As with most relatively new paradigms, cloud computing is more of an evolution rather than a revolution. Cloud computing as a concept came of age as the Internet, service oriented architecture (SOA) and virtualization converged.
What distinguishes cloud computing from earlier paradigms is that capabilities are delivered "as a service," services are delivered in a highly scalable and elastic fashion, Internet technologies and techniques to develop and deliver the services, and services are designed for delivery to external customers.
With "service" being one of the key characteristics, SOA plays a key role in developing applications on cloud computing platforms. SOA provides a set of principles to ensure application architecture packages functionality as a set of interoperable services. Focusing on loose coupling, SOA allows services running on any platform/operating systems to communicate and interact with each other.
Cloud computing has been defined with three service layers –- Software as a Service, or SaaS, Platform as a Service, or PaaS, and Infrastructure as a Service, or IaaS.
Challenges
Apart from the business challenges (like cost benefit, existing investments, etc.), there are many other challenges in developing on or migrating to cloud. Challenges with cloud computing include the following:
- Security: Consumers of cloud computing platform need to consider issues around application security, data security, and compliance and regulatory needs (PCI, SOX, SAS 70 etc).
- Management and monitoring: Due to lack of control on the virtual infrastructure (especially in Platform as a Service PaaS scenarios), application architecture itself should have provisions to provide better control to administrators on various management aspects.
- Scale-out architecture: Existing business applications have focused on "scale-up" architecture instead of "scale-out" architecture. Scale-out architecture typically exists in most of the Web applications. However, computationally complex tasks and massive data processing may need re-architecting using distributed processing.
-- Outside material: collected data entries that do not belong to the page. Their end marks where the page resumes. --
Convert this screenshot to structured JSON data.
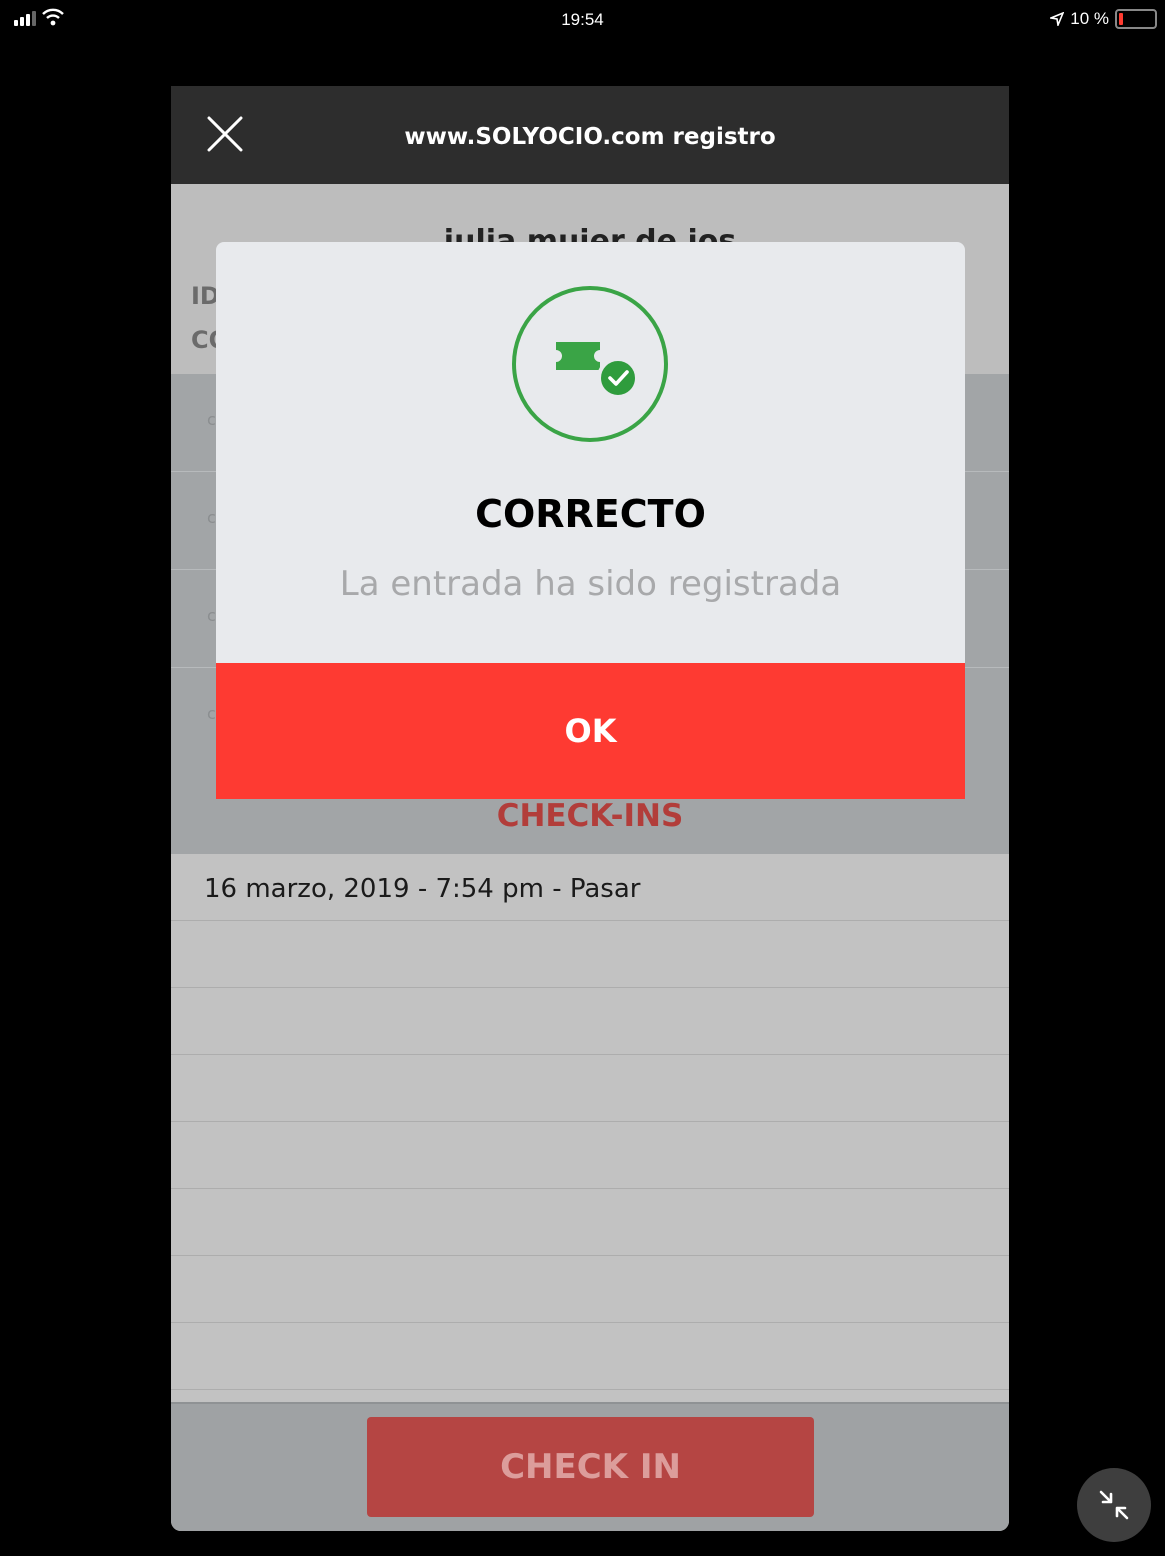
{
  "status_bar": {
    "time": "19:54",
    "battery_text": "10 %",
    "battery_level": 0.1,
    "battery_color": "#ff3b30"
  },
  "navbar": {
    "title": "www.SOLYOCIO.com registro",
    "close_icon": "close-icon"
  },
  "background": {
    "name": "julia mujer de ios",
    "label_1": "ID",
    "label_2": "CO"
  },
  "checkins": {
    "title": "CHECK-INS",
    "title_color": "#b23d3a",
    "items": [
      "16 marzo, 2019 - 7:54 pm - Pasar",
      "",
      "",
      "",
      "",
      "",
      "",
      ""
    ]
  },
  "checkin_button": {
    "label": "CHECK IN",
    "color": "#b54543"
  },
  "modal": {
    "icon": "ticket-check-icon",
    "icon_color": "#3aa446",
    "title": "CORRECTO",
    "message": "La entrada ha sido registrada",
    "ok_label": "OK",
    "ok_color": "#fe3a32"
  },
  "floating_button": {
    "icon": "minimize-arrows-icon"
  }
}
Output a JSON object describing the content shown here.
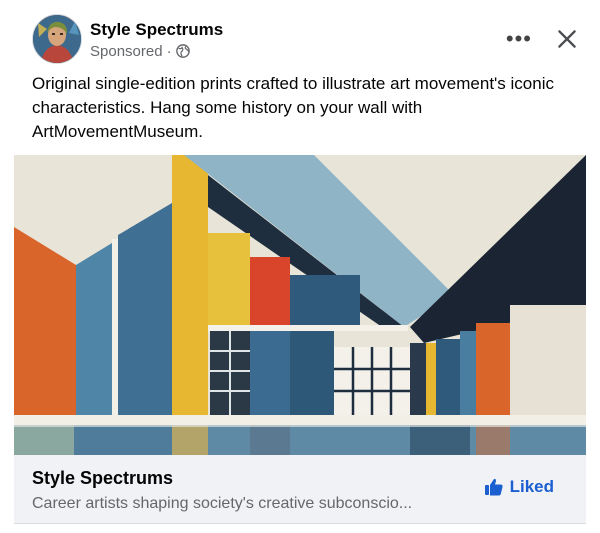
{
  "post": {
    "page_name": "Style Spectrums",
    "sponsored_label": "Sponsored",
    "dot_separator": "·",
    "more_label": "•••",
    "caption": "Original single-edition prints crafted to illustrate art movement's iconic characteristics. Hang some history on your wall with ArtMovementMuseum."
  },
  "cta": {
    "title": "Style Spectrums",
    "description": "Career artists shaping society's creative subconscio...",
    "like_label": "Liked"
  },
  "icons": {
    "avatar": "avatar-image",
    "globe": "globe-icon",
    "more": "more-options-icon",
    "close": "close-icon",
    "like": "thumbs-up-icon"
  },
  "colors": {
    "link_blue": "#1b5fd1",
    "secondary_text": "#65676b",
    "cta_background": "#f0f2f5"
  }
}
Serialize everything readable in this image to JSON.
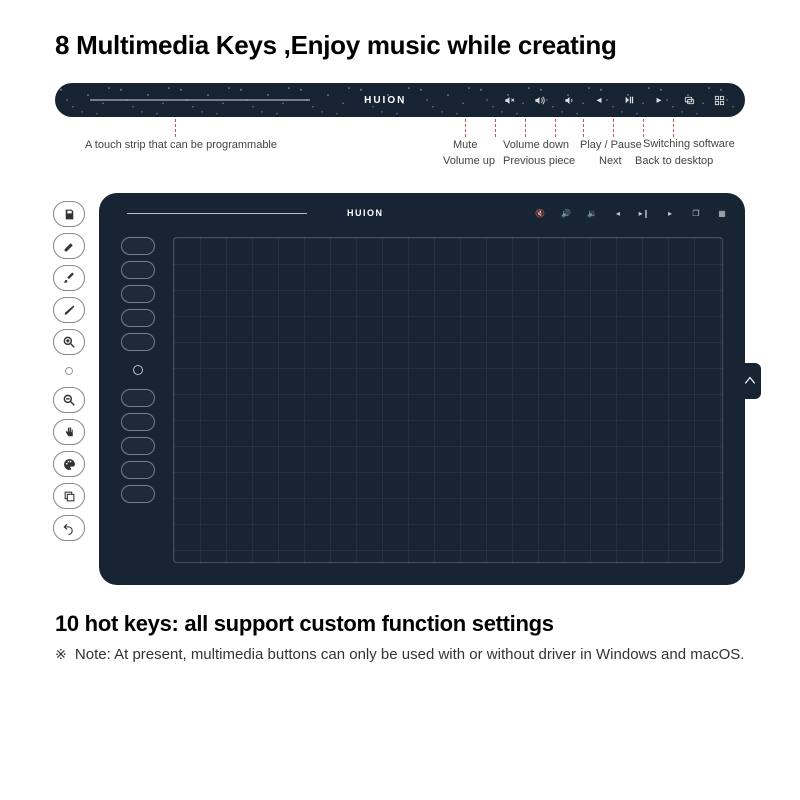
{
  "heading_top": "8 Multimedia Keys ,Enjoy music while creating",
  "brand": "HUION",
  "touch_strip_label": "A touch strip that can be programmable",
  "media_keys": [
    {
      "id": "mute",
      "label": "Mute",
      "row": 1
    },
    {
      "id": "volume-up",
      "label": "Volume up",
      "row": 2
    },
    {
      "id": "volume-down",
      "label": "Volume down",
      "row": 1
    },
    {
      "id": "previous-piece",
      "label": "Previous piece",
      "row": 2
    },
    {
      "id": "play-pause",
      "label": "Play / Pause",
      "row": 1
    },
    {
      "id": "next",
      "label": "Next",
      "row": 2
    },
    {
      "id": "switching-software",
      "label": "Switching software",
      "row": 1
    },
    {
      "id": "back-to-desktop",
      "label": "Back to desktop",
      "row": 2
    }
  ],
  "side_icons": [
    "save",
    "pencil",
    "brush",
    "pen",
    "zoom-in",
    "zoom-out",
    "hand",
    "palette",
    "copy",
    "undo"
  ],
  "heading_bottom": "10 hot keys: all support custom function settings",
  "note_prefix": "※",
  "note_label": "Note:",
  "note_body": "At present, multimedia buttons can only be used with or without driver in Windows and macOS."
}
- Bandwidth/latency: The scalable nature of platform can clock up bandwidth usage considerably -– if allowed to scale unchecked. Similarly, due to remote location, latency needs to be factored into business use cases and application architecture & design.
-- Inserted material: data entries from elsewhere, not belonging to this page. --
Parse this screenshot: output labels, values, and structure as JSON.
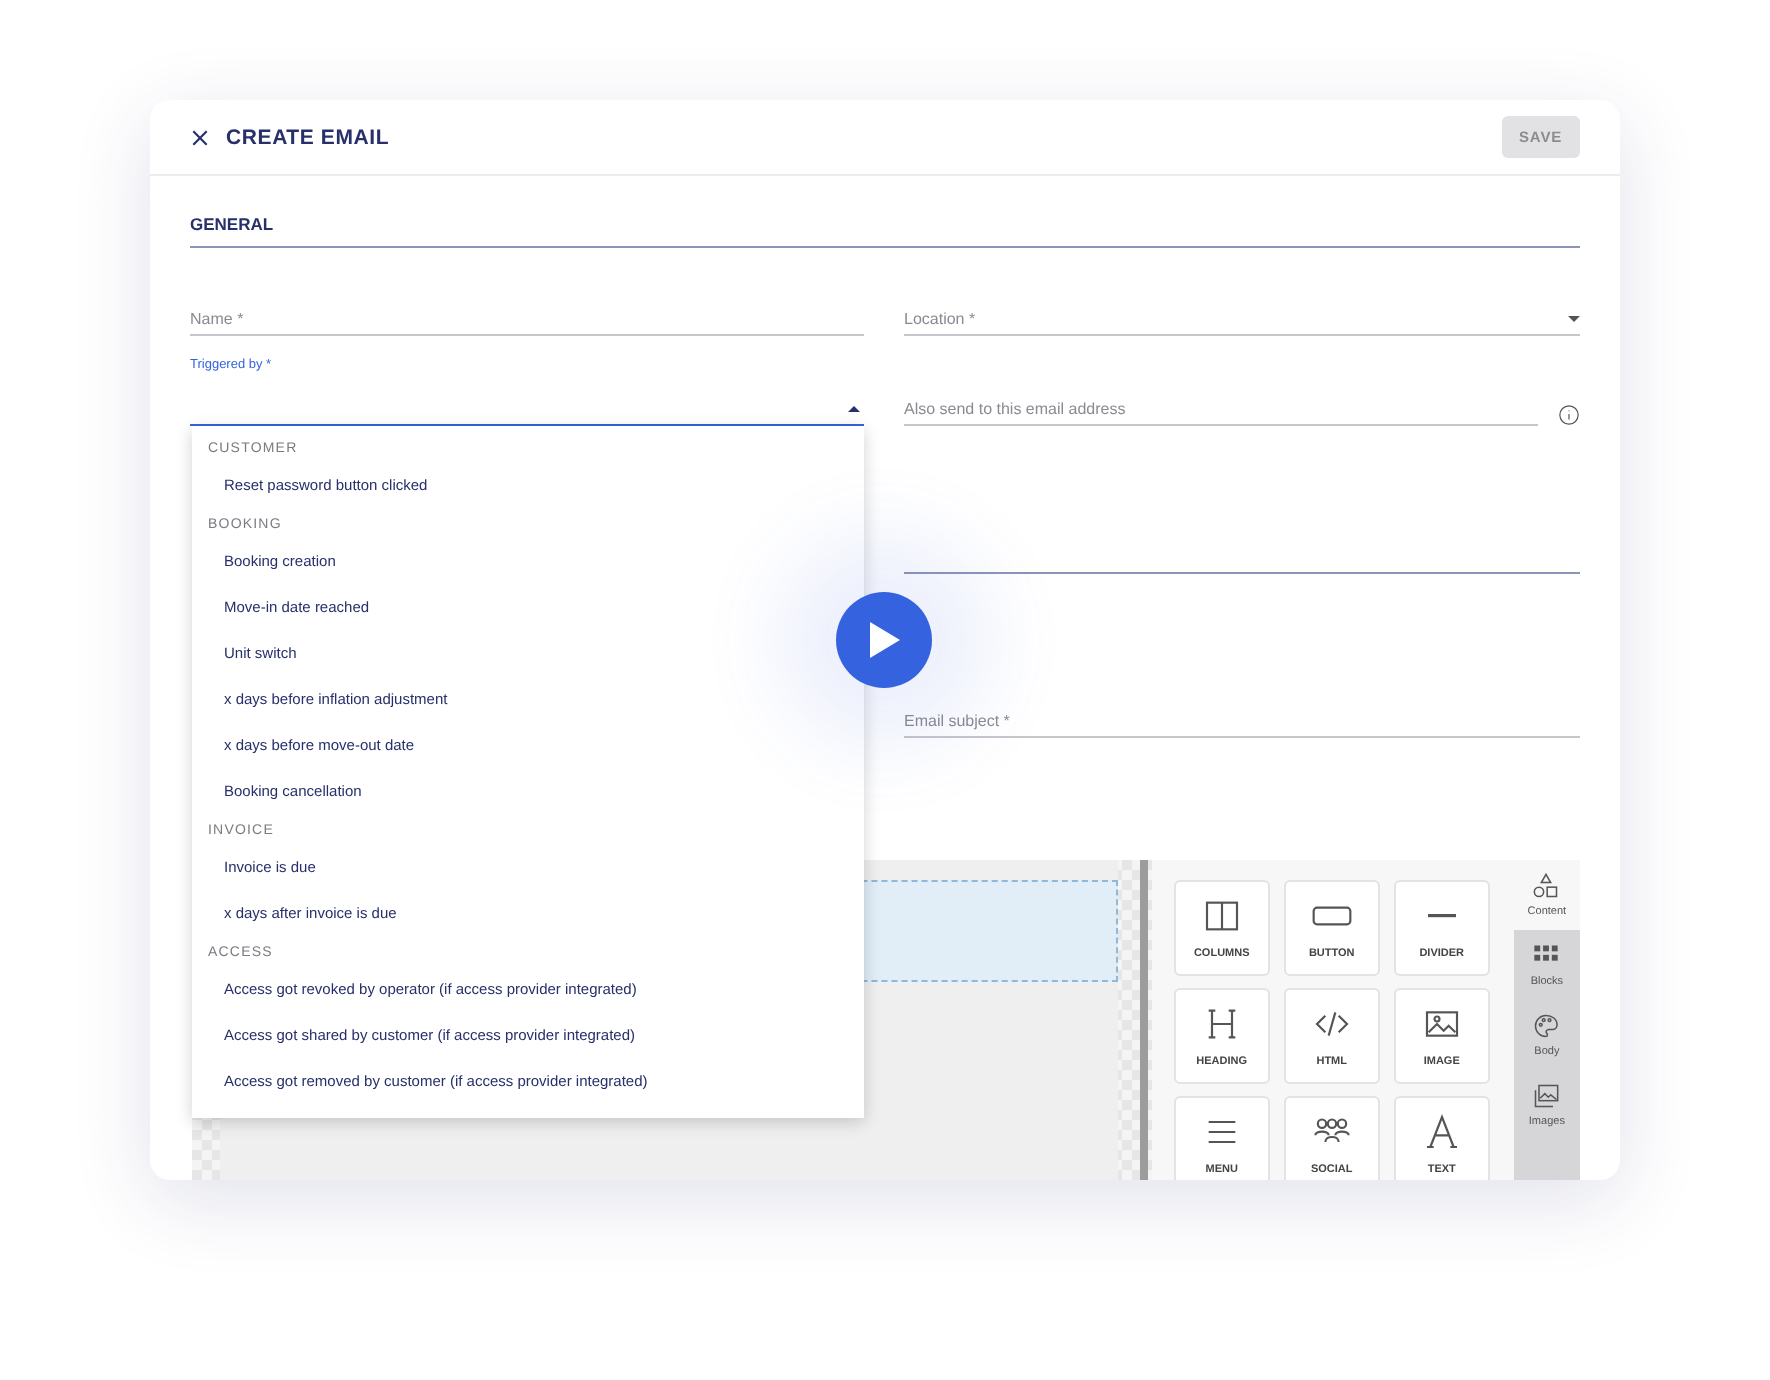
{
  "window": {
    "title": "CREATE EMAIL",
    "save_button": {
      "label": "SAVE",
      "disabled": true
    }
  },
  "section": {
    "title": "GENERAL"
  },
  "name_field": {
    "placeholder": "Name *"
  },
  "location_field": {
    "placeholder": "Location *"
  },
  "trigger_field": {
    "label": "Triggered by *",
    "expanded": true
  },
  "cc_field": {
    "placeholder": "Also send to this email address"
  },
  "subject_field": {
    "placeholder": "Email subject *"
  },
  "trigger_options": [
    {
      "group": "CUSTOMER",
      "items": [
        "Reset password button clicked"
      ]
    },
    {
      "group": "BOOKING",
      "items": [
        "Booking creation",
        "Move-in date reached",
        "Unit switch",
        "x days before inflation adjustment",
        "x days before move-out date",
        "Booking cancellation"
      ]
    },
    {
      "group": "INVOICE",
      "items": [
        "Invoice is due",
        "x days after invoice is due"
      ]
    },
    {
      "group": "ACCESS",
      "items": [
        "Access got revoked by operator (if access provider integrated)",
        "Access got shared by customer (if access provider integrated)",
        "Access got removed by customer (if access provider integrated)"
      ]
    }
  ],
  "tools": [
    {
      "kind": "columns",
      "label": "COLUMNS"
    },
    {
      "kind": "button",
      "label": "BUTTON"
    },
    {
      "kind": "divider",
      "label": "DIVIDER"
    },
    {
      "kind": "heading",
      "label": "HEADING"
    },
    {
      "kind": "html",
      "label": "HTML"
    },
    {
      "kind": "image",
      "label": "IMAGE"
    },
    {
      "kind": "menu",
      "label": "MENU"
    },
    {
      "kind": "social",
      "label": "SOCIAL"
    },
    {
      "kind": "text",
      "label": "TEXT"
    }
  ],
  "side_tabs": [
    {
      "kind": "content",
      "label": "Content",
      "selected": true
    },
    {
      "kind": "blocks",
      "label": "Blocks",
      "selected": false
    },
    {
      "kind": "body",
      "label": "Body",
      "selected": false
    },
    {
      "kind": "images",
      "label": "Images",
      "selected": false
    }
  ]
}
- Integration: Applications running in the cloud will require integration with applications running on-premise and other applications in the Cloud. A robust integration platform needs to be designed to facilitate this. SOA plays a critical role in minimizing integration challenges.
- Data Migration: Cloud computing platforms offer highly scalable Distributed File Systems (Amazon S3, Azure Storage, Google AppEngine Datastore) as primary data store. Data Migration from RDBMS to a DFS needs to be factored into the design.
- Lock-in: At this stage, there are no open standards that exist which will facilitate the migration from one cloud provider to another. There are some initiatives around this like the "Open Cloud Manifesto."